Formation d’étoiles dans l’Univers lointain

Formation d’étoiles dans l’Univers lointain

Davantage d’étoiles pour les groupes denses de galaxies (7 Juin 2007)

Des astrophysiciens du Service d’Astrophysique (SAp) du CEA/DSM/DAPNIA viennent de mesurer pour la première fois l’activité de formation d’étoiles dans les galaxies quand l’Univers était âgé de seulement 5 milliards d’années (soit 40% de son âge actuel).

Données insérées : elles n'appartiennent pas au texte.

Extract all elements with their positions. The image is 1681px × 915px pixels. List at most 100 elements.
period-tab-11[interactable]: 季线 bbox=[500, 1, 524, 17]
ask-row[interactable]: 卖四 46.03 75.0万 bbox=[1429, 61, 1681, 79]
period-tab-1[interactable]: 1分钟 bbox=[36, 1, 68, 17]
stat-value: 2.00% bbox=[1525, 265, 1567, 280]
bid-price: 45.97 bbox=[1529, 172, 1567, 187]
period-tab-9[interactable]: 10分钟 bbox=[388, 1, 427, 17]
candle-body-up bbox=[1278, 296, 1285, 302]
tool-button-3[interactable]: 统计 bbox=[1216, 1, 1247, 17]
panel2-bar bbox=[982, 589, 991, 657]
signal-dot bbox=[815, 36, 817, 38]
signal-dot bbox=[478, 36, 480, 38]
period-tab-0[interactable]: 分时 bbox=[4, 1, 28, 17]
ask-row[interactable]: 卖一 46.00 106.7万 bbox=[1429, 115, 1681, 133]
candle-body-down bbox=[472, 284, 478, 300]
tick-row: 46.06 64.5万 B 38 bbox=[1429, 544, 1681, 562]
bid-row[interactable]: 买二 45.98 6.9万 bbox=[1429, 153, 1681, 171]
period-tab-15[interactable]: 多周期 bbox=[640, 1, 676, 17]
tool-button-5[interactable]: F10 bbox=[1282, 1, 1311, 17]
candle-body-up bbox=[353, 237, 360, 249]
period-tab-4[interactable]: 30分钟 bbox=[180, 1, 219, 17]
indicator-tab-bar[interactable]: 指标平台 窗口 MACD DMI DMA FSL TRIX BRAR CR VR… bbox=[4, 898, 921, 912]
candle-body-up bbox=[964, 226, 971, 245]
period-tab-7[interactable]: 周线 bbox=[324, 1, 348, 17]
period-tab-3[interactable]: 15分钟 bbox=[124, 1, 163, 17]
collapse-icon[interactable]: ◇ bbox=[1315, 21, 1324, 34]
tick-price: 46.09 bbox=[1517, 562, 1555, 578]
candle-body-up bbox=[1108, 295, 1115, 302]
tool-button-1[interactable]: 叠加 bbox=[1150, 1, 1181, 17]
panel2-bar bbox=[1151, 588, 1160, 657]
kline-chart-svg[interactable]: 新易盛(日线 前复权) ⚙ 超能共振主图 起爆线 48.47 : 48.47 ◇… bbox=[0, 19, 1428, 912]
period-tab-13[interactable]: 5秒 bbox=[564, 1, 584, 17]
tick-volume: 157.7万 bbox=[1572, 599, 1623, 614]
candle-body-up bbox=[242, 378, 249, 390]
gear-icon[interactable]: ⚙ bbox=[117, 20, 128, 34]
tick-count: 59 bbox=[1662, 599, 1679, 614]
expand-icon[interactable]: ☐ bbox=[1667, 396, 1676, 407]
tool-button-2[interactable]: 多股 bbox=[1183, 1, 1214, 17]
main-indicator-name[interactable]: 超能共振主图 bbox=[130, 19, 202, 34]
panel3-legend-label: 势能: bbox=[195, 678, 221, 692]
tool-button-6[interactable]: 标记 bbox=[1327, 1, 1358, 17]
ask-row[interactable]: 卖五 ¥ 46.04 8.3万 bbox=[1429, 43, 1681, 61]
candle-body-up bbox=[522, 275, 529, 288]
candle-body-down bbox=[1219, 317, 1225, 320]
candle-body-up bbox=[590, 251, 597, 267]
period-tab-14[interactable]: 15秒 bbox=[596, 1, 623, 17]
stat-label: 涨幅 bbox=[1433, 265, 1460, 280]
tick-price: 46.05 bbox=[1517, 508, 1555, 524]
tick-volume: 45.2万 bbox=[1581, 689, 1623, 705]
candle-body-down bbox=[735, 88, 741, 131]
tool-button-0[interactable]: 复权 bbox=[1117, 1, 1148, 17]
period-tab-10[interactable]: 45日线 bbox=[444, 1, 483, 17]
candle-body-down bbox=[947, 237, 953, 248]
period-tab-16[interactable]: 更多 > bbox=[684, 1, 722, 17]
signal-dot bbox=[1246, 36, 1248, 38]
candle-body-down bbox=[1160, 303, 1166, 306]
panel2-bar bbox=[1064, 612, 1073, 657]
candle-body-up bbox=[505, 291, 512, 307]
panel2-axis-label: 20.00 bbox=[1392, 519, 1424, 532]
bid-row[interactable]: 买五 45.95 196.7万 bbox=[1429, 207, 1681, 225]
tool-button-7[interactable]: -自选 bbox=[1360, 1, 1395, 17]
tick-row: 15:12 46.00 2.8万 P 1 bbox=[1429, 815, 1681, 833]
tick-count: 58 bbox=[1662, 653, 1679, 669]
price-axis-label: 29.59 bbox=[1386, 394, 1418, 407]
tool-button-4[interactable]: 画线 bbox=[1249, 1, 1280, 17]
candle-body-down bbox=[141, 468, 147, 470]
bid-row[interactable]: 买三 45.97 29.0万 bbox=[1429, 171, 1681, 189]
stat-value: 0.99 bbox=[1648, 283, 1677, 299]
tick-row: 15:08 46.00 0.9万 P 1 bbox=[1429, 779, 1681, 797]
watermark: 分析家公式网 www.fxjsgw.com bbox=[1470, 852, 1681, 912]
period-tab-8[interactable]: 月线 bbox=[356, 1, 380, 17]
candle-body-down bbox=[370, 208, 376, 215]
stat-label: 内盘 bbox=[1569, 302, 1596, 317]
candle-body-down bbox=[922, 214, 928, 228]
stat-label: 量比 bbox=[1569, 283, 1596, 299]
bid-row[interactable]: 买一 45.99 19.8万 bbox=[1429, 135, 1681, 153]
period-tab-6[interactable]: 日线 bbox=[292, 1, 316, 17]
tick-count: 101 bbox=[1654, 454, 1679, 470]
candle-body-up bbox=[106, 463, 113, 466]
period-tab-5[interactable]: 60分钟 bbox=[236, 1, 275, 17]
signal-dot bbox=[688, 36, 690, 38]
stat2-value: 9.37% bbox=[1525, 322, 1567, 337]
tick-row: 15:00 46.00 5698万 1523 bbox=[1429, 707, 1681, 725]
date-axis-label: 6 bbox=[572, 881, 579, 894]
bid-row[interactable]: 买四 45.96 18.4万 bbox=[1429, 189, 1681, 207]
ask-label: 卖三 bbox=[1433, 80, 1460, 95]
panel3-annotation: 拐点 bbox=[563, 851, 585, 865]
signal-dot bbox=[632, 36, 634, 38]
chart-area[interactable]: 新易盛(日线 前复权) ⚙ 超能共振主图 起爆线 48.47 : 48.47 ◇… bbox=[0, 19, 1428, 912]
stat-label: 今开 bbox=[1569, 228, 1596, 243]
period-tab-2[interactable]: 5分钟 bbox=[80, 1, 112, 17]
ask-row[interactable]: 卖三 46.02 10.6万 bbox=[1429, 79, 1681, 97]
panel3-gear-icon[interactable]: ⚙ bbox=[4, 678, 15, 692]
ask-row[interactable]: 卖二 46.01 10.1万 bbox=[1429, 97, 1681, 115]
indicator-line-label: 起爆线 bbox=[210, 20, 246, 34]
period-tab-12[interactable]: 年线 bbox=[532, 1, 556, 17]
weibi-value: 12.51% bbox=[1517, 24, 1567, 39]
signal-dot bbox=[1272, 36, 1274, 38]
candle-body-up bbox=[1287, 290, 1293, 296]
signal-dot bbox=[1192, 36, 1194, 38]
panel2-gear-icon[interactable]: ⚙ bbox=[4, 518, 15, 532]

L’étude a été menée sur un échantillon de plus de 1200 galaxies lointaines dans des régions où les galaxies étaient plus ou moins denses à partir d’images profondes du télescope spatial Hubble et d’observations infrarouge du satellite Spitzer. Contrairement à ce qui est observé dans l’Univers local proche, les galaxies lointaines forment beaucoup plus d’étoiles lorsque les galaxies sont proches les unes des autres. Ce résultat suggère que la formation des amas de galaxies il y a environ 8 milliards d’années a très probablement accéléré la naissance d’étoiles dans les galaxies. Cependant l’origine physique de ce processus reste une grande inconnue… Ces travaux sont publiés dans la revue Astronomy & Astrophysics du 7 juin 2007.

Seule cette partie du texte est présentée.